In this presentation I discuss the intersection of cycling and media. Contrary to the assumption that cycling is an unmediated practice, many media and aesthetic practices can be observed around cycling. Cycling culture ranges from practices of repairing to collective processes, training and geo media apps as well as image media. I would like to use visual media to describe how media affects cycling and vice versa: which practices co-emerge with practices of mobility. I will focus especially on audiovisual approaches. Based on vlogs of women cyclists, the importance of media practices for cycling culture and as potential empowerment will be discussed. Using the practices of cycling and bicycle vlogs, I will combine aesthetic and practical theoretical concepts: Thus I propose to consider infrastructures, images and collective processes as intertwined in the production of cycling.
Julia Bee, Dr. phil, is Junior Professor for image theory at the Bauhaus University in Weimar. Currently she is Mercator fellow at the CRC Media of Cooperation at the University of Siegen. Her fields of work are: Visual anthropology and experimental visual processes, gender and media, philosophies of perception and experience, bicycle media. Current publications: Diffraktion – Individuation – Spekulation. Zur Methodendebatte in den Medienwissenschaften“, in: Zeitschrift für Medienwissenschaft 22, 2020, with Jennifer Eickelmann und Kat Köppert, „Filmische Trans/Individuationen, Ansprache, Affekte und die Konstitution von feministischen Kollektiven in Long Story Short und Yours in Sisterhood, in: nachdemfilm 17, 2019; Gefüge des Zuschauens. Begehren, Macht und Differenz in Film- und Fernsehwahrnehmung, Bielefeld 2018.
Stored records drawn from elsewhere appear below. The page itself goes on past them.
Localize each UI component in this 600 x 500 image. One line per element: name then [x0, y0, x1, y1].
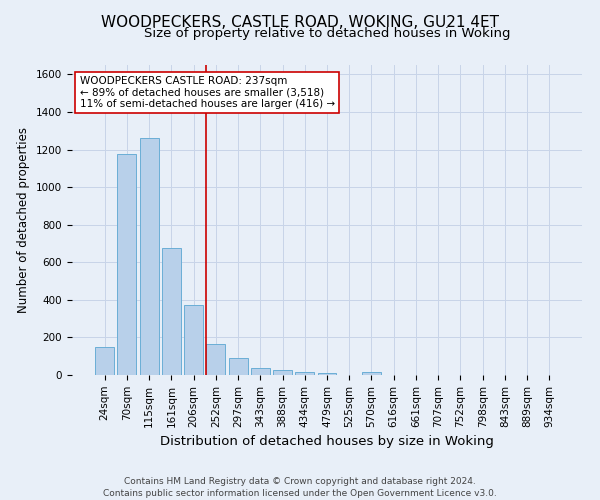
Text: WOODPECKERS CASTLE ROAD: 237sqm
← 89% of detached houses are smaller (3,518)
11%: WOODPECKERS CASTLE ROAD: 237sqm ← 89% of… [80, 76, 335, 109]
Bar [206, 344, 225, 375]
Title: Size of property relative to detached houses in Woking: Size of property relative to detached ho… [144, 27, 510, 40]
X-axis label: Distribution of detached houses by size in Woking: Distribution of detached houses by size … [160, 435, 494, 448]
Bar [229, 358, 248, 375]
Bar [362, 372, 381, 375]
Text: Contains HM Land Registry data © Crown copyright and database right 2024.
Contai: Contains HM Land Registry data © Crown c… [103, 476, 497, 498]
Bar [95, 347, 114, 375]
Bar [317, 372, 337, 375]
Bar [273, 370, 292, 375]
Bar [251, 368, 270, 375]
Bar [118, 154, 136, 375]
Bar [184, 304, 203, 375]
Bar [162, 248, 181, 375]
Text: WOODPECKERS, CASTLE ROAD, WOKING, GU21 4ET: WOODPECKERS, CASTLE ROAD, WOKING, GU21 4… [101, 15, 499, 30]
Bar [140, 138, 158, 375]
Bar [295, 372, 314, 375]
Y-axis label: Number of detached properties: Number of detached properties [17, 127, 31, 313]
In this talk I consider how data walking can be a productive method studies for the study of data and its infrastructures in media and communication studies. I examine how three affordances of walking (embodied, situated and generative) offer opportunities for different forms of knowledge production (experiential, spatio-temporal and performative). Subsequently, I reflect on data walks within a series of new methods for studying data (and its infrastructures) that all emphasize data as situated and offer a distinct form of criticality. To this end I explore “the walkthrough method” (Light, Burgess and Duguay 2018), “local readings” (Loukissas 2019) “situated data analysis” (Rettberg 2020) but also feminist data visualization (D’Ignazio and Klein 2020).
Karin van Es (@kfvanes) is assistant professor in media and culture studies at Utrecht University, the Netherlands. Her research centers on questions of data, tool criticism in computational methods, and the datafication of public service media. She is co-editor of the open-access volume The Datafied Society (Amsterdam University Press, 2017) and the special issue “Big Data Histories” (2018) for TMG- Journal for Media History. She has published in outlets such as Social Media + Society, Television & New Media, Media, Culture & Society and First Monday.